Stephen Donnelly insisted on Tuesday that the policy is about helping vulnerable patients waiting on hospital corridors due to overcrowding. Up to 160 hospital beds could be freed up in this way, the Department of Health has estimated.

“This is about patient safety," Mr Donnelly said.

“We will try to accommodate patient preferences and patient wishes in terms of discharge to the greatest extent possible. But if we’ve got an 80-year-old on a trolley downstairs on a corridor, they need that bed.” 

He rejected concerns older patients might be warehoused in inappropriate locations, telling the Irish Examiner: “No-one is suggesting that.

“What we said was once there is a clinically appropriate place for the patient to go then that needs to happen if you have a patient on a trolley downstairs.” 

Professor Des O’Neill, Irish Society of Physicians in Geriatric Medicine chair, has raised concerns around limited access to rehabilitation, describing the policy as “ageist”.

Mr Donnelly said: “I think it was a really, really disappointing comment to hear, I really do.”  Anyone waiting on homecare, for example, would not be discharged to a nursing home against their will, a spokesman added.
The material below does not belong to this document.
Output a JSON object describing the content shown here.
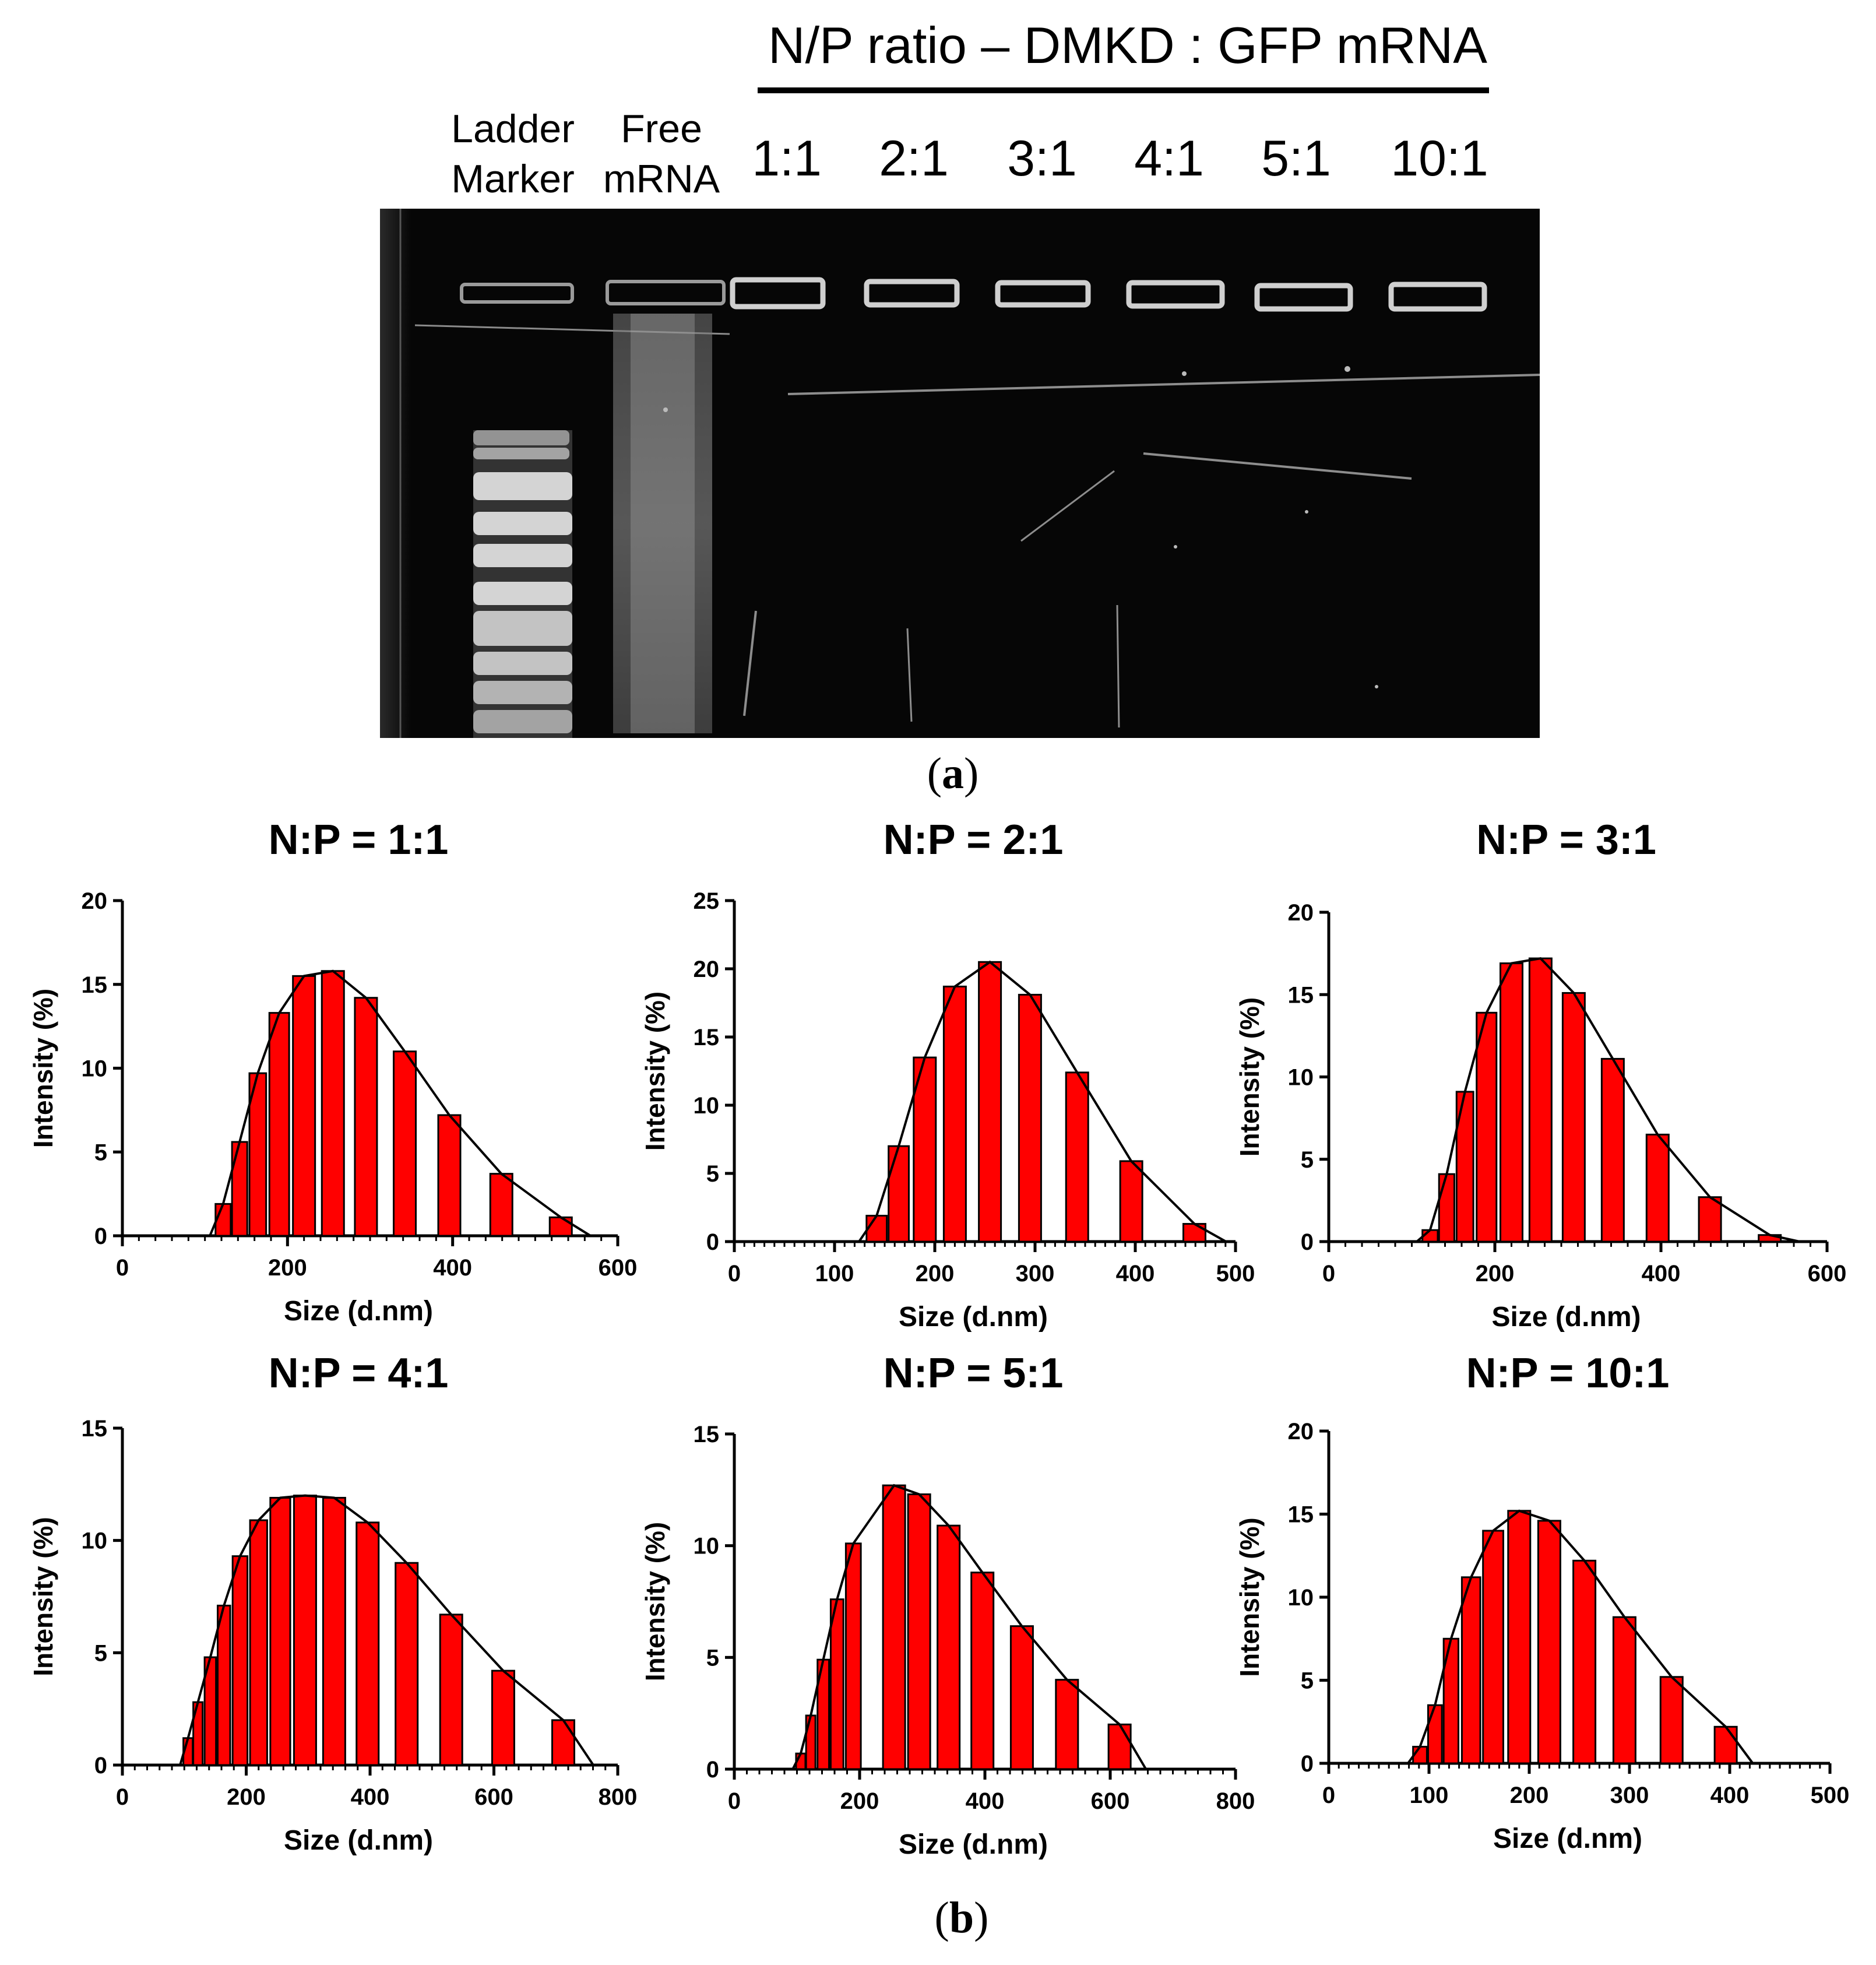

However, the minister said it is so far unclear what hospitals can do if offers are refused. “We are hoping that people will appreciate the reason why we are asking them to vacate the bed,” he said. 

“At the moment there is good faith and encouragement.”  In a “small number of hospitals” this issue has already arisen, he said.

Irish Association of Emergency Medicine spokesman, Conor Deasy, has described the policy as “the least worst option”.

Mr Donnelly said hospitals have been supportive in general, noting a French study which found significant increased risk of dying from spending one night on a trolley in an ED.

Hospital data for Tuesday shows 457 patients waiting to be discharged. However, individual site data indicates various reasons behind this.

In the UL Hospital Group, out of nine delayed patients one was waiting for a nursing home. In Cork University Hospital, nine of 42 delayed patients were waiting for nursing homes.

Mr Donnelly also said better awareness of local injury units could help reduce emergency department attendances.

“Ennis Injury Unit is brilliant, their turnaround time for patients is really quick. They can do an awful lot of what people go into emergency departments for.

“And what they said to me is they know there are people literally driving by Ennis hospital, going to Limerick, waiting in Limerick for a long time to be seen and all they needed to do was turn right into Ennis hospital.”